On Tuesday, 12 May 2015 at 14:59:38 UTC, Gerald Jansen wrote:
I am a data analyst trying to learn enough D to decide whether
to use D for a new project rather than Python + Fortran. I
have recoded a non-trivial Python program to do some simple
parallel data processing (using the map function in Python's
multiprocessing module and parallel foreach in D). I was very
happy that my D version ran considerably faster that Python
version when running a single job but was soon dismayed to find
that the performance of my D version deteriorates rapidly
beyond a handful of jobs whereas the time for the Python
version increases linearly with the number of jobs per cpu core.
The server has 4 quad-core Xeons and abundant memory compared
to my needs for this task even though there are several million
records in each dataset. The basic structure of the D program
is:
import std.parallelism; // and other modules
function main()
{
// ...
// read common data and store in arrays
// ...
foreach (job; parallel(jobs, 1)) {
runJob(job, arr1, arr2.dup);
}
}
function runJob(string job, in int[] arr1, int[] arr2)
{
// read file of job specific data file and modify arr2 copy
// write job specific output data file
}
The output of /usr/bin/time is as follows:
Lang Jobs User System Elapsed %CPU
Py 1 45.17 1.44 0:46.65 99
D 1 8.44 1.17 0:09.24 104
Py 2 79.24 2.16 0:48.90 166
D 2 19.41 10.14 0:17.96 164
Py 30 1255.17 58.38 2:39.54 823 * Pool(12)

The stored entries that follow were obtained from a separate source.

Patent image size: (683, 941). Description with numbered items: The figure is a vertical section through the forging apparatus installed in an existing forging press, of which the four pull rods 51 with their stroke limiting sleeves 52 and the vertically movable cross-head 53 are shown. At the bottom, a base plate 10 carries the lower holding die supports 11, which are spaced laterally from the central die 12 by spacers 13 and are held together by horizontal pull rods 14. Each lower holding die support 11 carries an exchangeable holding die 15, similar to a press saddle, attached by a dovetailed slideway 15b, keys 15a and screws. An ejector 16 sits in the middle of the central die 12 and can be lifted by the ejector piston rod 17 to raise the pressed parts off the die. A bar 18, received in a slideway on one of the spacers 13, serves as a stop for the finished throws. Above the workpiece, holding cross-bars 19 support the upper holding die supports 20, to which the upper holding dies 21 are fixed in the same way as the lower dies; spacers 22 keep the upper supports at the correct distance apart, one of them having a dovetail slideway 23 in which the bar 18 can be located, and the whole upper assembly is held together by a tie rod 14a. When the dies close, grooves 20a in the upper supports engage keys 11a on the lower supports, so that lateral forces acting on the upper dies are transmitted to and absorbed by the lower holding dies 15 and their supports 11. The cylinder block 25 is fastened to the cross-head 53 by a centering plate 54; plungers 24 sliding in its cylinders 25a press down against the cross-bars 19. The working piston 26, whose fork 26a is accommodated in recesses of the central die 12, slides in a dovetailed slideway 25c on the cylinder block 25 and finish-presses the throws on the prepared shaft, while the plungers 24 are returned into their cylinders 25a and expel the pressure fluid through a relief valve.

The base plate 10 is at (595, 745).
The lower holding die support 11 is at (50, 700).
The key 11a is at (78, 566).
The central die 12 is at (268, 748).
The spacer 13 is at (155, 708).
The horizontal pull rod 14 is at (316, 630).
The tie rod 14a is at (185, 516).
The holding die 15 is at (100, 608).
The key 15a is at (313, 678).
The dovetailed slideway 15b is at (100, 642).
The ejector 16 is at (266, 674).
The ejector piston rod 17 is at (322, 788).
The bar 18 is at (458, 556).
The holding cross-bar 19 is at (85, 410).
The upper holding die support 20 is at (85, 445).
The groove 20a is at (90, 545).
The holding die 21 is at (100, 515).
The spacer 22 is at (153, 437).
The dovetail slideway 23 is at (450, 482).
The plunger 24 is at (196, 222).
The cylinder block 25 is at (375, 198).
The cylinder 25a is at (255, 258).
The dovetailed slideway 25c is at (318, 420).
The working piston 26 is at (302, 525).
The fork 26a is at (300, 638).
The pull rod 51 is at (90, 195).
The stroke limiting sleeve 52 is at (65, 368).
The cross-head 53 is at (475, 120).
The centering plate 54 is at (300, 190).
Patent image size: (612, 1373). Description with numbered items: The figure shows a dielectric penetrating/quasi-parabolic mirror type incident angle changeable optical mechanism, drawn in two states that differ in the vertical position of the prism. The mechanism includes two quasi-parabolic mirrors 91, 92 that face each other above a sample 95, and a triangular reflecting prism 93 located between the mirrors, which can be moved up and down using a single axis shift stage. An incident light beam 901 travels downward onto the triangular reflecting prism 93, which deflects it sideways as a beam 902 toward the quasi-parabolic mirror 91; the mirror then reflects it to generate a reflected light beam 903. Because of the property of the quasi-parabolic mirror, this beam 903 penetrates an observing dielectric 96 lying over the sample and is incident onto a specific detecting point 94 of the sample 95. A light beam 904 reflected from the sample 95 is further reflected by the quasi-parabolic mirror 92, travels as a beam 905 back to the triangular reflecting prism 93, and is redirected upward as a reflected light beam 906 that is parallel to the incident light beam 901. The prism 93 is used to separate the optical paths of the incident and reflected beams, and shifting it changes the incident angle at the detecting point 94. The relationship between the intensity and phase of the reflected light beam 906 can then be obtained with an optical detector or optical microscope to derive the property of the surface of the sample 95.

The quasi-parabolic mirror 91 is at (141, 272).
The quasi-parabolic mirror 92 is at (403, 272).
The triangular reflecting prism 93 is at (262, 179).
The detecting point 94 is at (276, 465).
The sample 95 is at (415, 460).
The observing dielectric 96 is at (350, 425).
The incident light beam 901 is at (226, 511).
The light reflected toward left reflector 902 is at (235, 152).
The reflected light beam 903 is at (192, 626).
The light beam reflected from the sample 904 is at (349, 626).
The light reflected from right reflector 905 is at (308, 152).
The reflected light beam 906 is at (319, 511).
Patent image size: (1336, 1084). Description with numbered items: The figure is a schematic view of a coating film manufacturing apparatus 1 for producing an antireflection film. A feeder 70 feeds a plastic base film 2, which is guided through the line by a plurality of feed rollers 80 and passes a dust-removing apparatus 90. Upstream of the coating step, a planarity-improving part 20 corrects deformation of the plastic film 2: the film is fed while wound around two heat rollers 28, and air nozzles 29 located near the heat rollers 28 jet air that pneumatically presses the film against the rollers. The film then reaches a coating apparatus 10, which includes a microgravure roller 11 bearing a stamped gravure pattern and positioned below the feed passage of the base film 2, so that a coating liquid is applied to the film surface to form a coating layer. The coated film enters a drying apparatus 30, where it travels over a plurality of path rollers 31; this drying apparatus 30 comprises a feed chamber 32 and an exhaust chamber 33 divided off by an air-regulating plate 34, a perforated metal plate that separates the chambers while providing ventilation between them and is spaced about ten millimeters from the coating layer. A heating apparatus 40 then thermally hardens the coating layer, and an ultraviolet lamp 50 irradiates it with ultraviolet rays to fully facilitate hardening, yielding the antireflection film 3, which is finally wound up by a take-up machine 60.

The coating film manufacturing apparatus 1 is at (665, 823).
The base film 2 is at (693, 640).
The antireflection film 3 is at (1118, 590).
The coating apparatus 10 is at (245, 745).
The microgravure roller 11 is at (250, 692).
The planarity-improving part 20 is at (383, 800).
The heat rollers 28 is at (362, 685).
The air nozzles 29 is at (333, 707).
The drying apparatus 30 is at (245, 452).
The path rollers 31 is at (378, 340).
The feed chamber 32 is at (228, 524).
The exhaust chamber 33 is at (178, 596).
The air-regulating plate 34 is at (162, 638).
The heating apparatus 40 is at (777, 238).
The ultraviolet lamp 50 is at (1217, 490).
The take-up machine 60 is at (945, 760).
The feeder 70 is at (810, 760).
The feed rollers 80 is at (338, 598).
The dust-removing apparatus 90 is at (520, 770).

D 30 421.61 4565.97 6:33.73 1241
(Note that the Python program was somewhat optimized with numpy
vectorization and a bit of numba jit compilation.)
The system time varies widely between repititions for D with
multiple jobs (eg. from 3.8 to 21.5 seconds for 2 jobs).
Clearly simple my approach with parallel foreach has some
problem(s). Any suggestions?
Gerald Jansen
Have you tried adjusting the workUnitSize argument to parallel?
It should probably be 1 for such large individual tasks.